EP 0 065 332 and EP 0 451 518 disclose a fluidized bed type heat exchanger in which the fluidized bed is maintained in quasi-stationary, fluidized condition by recirculation of both granular material and medium through an internal downcomer from the top box back to the bottom box.
A further apparatus is known from the international patent application PCT/NL94/00081. In this apparatus, the external downcomer placed outside the reservoir is connected at a top end with the top box via a separator, designed as a cyclone, for separating granular material from the medium. At a bottom end, the downcomer is communicable, through switching on and off, with the bottom box of the reservoir.
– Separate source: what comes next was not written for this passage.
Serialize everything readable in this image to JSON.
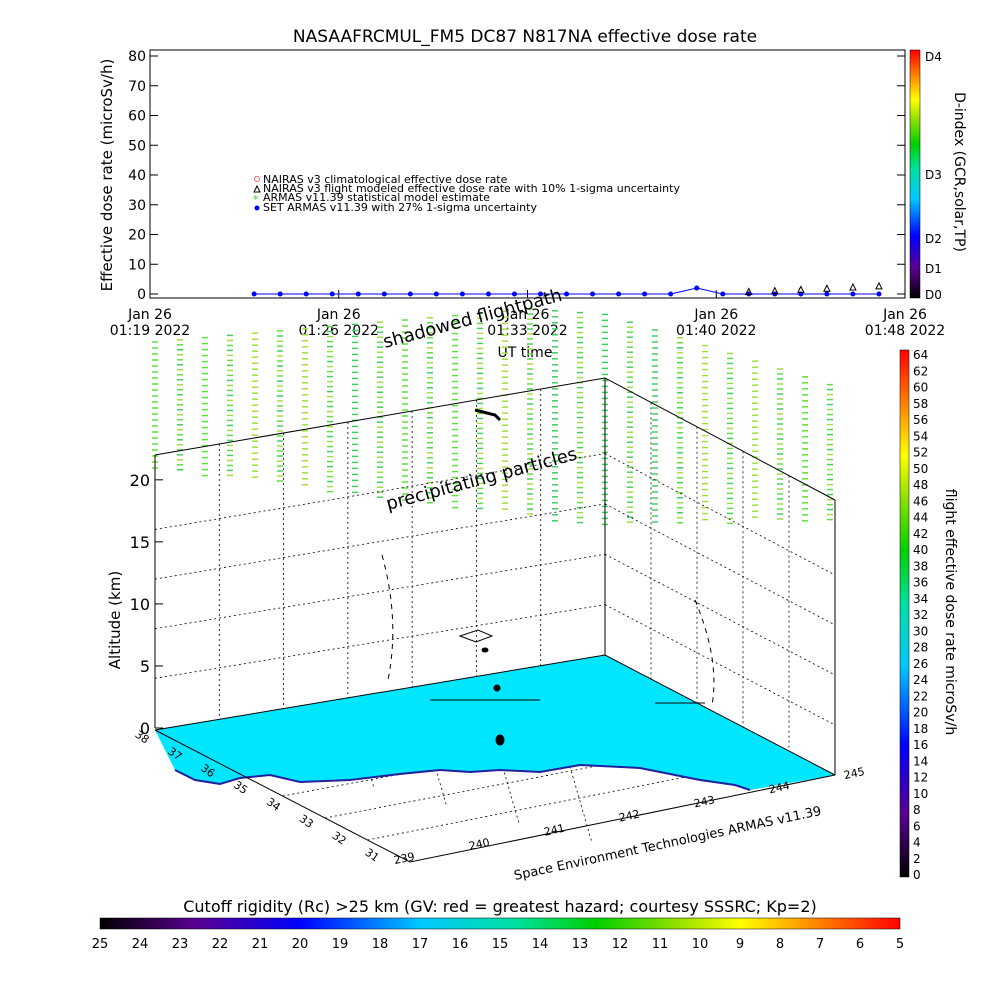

A variant of the above apparatus, which is particularly suitable for processing a medium of high viscosity and/or a large volume flow of medium, is described in PCT/NL94/00082. In this apparatus, the bottom box is provided with a divided feed of medium, so that a part of the medium is fed above the fluidized bed, as a result of which the fluidized bed can be stable and sufficiently dense. In this variant, the tubes are provided with run-in pieces, extending into the bottom box, with inflow openings arranged in the tube walls for increasing the inflow of medium.
In the apparatuses known from PCT/NL94/00081 and PCT/NL94/00082, the total amount of flowing medium with fluidized bed particles included therein therefore flows from the vertical tubes of the reservoir via the top box to the separator designed as a cyclone, in which the granular material, hereinafter also called fluidized bed particles, is separated from the medium.
A drawback of this arrangement is that the cyclone, in particular with large throughputs of flowing medium, can assume a considerable dimension and that the walls of the separator and the communication line between the separator and the top box must be protected against wear through the fluidized bed particles present in the flowing medium. The making of arrangements against wear for such a relatively large cyclone separator can be very expensive, in particular when the flowing medium is also corrosive.
Furthermore, since the separator must be located at about the same height as the top box, the large cyclone separator must be supported separately. Since the reservoir with the top box often reaches a considerable height, the support is often relatively complicated and expensive.
Another drawback of a cyclone as separator is the pressure drop required for effecting separation of the fluidized bed particles and flowing medium in the cyclone. When the material of these particles has a low density, e.g. 2400 kg/cm3, and the dimensions of these particles are relatively small, e.g. 1 to 2 mm, this pressure drop can impede the downward transport of the fluidized bed particles in the external downcomer and even cause it to reverse to an undesirable upward transport, as a result of which the fluidized bed particles are no longer fed to the bottom box, but discharged with the flowing medium via the separator.